Floating island added to Davis arboretum by interns to act as small wetland, promote better water quality
Internships are a major part of many college students’ lives. At UC Davis, interns are fortunate enough to help improve their very own campus through the Learning by Leading Program at the Arboretum and Public Garden. These Waterway Steward interns tackled a project to better the Arboretum ecosystem by providing a site that stops the growth of excess algae and a place for the California freshwater turtle while cleaning the water for fish residing there. Every part of this creation is native to California, further adding to the benefits of implementing this island.
“The Waterway Stewardship interns and I applied for a $2,000 The Green Initiative Fund grant in November of 2017,” said Nina Suzuki, the leader of Waterway Steward. “We were awarded the grant in December and started designing the project in January. Students did research on other floating islands and floating treatment wetlands, created their own designs, collaborated with each other to refine their designs, presented their ideas to Arboretum staff and incorporated feedback and ultimately created their final design to meet their goals and the project budget. We ordered materials and assembled the island during Spring Quarter. The island was installed on April 11.”
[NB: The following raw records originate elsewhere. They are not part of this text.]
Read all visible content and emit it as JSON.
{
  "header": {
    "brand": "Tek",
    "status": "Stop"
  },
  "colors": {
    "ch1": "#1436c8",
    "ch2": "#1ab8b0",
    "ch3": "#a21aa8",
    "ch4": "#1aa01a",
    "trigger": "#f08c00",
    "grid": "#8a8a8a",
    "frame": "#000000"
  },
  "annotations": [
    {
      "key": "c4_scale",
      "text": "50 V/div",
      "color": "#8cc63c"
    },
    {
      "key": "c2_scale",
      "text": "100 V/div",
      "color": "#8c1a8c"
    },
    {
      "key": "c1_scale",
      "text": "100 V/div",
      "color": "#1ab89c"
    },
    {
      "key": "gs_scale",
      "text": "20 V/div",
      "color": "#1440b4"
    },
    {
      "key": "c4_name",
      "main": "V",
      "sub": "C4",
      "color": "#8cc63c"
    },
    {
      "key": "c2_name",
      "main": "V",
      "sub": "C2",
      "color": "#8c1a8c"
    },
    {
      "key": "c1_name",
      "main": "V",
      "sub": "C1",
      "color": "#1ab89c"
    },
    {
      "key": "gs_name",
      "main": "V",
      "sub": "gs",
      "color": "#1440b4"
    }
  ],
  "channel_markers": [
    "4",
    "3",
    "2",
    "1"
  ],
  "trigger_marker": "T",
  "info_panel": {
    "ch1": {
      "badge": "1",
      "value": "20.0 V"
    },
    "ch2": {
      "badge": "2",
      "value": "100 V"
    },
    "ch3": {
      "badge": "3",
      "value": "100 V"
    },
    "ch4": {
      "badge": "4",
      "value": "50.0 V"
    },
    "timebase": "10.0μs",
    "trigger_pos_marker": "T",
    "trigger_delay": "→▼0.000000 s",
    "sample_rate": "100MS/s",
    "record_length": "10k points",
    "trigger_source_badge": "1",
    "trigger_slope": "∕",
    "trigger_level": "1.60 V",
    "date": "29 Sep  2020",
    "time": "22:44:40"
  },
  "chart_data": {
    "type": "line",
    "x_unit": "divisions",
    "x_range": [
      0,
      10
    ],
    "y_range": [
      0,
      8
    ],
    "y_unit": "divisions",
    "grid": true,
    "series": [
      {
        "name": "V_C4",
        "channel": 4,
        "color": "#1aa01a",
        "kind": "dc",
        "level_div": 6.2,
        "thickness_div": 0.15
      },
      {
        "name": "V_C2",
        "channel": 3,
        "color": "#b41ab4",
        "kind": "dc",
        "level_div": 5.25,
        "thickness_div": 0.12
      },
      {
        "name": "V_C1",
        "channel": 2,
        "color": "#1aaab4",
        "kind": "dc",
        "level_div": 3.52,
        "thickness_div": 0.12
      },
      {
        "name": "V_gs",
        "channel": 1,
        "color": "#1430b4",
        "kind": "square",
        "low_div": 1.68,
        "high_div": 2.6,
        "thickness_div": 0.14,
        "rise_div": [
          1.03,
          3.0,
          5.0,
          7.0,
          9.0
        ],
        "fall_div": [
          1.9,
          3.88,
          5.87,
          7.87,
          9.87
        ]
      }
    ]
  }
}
This small representation of a wetland has been worked on by these students for over a year now, and the current state exhibits promising results for the future of the Arboretum. Not only did this island complete the first phase (of four) of the Arboretum Maintenance and Enhancement Project, it was also a learning experience for everyone who took part in it. And as with any learning process, difficulties were encountered along the way (although the team encountered few problems overall).
“While building the island was successful, the project was not without a few obstacles,” said Kendal Hicks, the Waterway co-coordinator. “One problem that we ran into was assessing how to clearly show where each plant goes on the island. We managed to use chalk to mark areas for the plants without creating permanent lines on the mat. This allowed everyone to understand the overall design of the island. Even now, we are currently figuring out how to keep the ducks from eating our plants as they begin to grow. Once the plants are more developed, the ducks will not be as much of an issue.”
Perseverance was a key component to get the results they wanted, and all those involved were content with the finished waterway. The team had many options when it came to what to focus on but they were all united in wanting to bring about positive change for the arboretum.
“Since our internship revolves around the Arboretum waterway, we wanted to focus on
something that would directly involve the water,” Hicks said. “We have all had heard about floating wetlands, and decided this would be an interesting and valuable learning experience for the internship. I am so happy that we accomplished this project, and I am excited to see future changes for the waterway.”
The interns will not stop here though — there is a bright future for the arboretum, thanks to the students and their passion for promoting sustainability. The interns hope to bring awareness to water quality as they continue to offer more projects for the lowest spot (in terms of elevation) on campus since this is where rain run-off and recycled water first hit. The students involved are heavily tied to this area and want everyone who enjoys this beautiful spot to feel the same about the significance of keeping it clean and preventing algae bloom.
“The floating island was great student project opportunity that Kendal and I were extremely interested in undertaking,” said Tiffani To, a third-year environmental science and management major. “Being interns for the waterway, the floating island has the potential to improve water quality and absorb excess nutrients in the water to prevent algae growth. The project was also a great way to get the public more aware about the changes happening with the waterway and the importance of water quality.”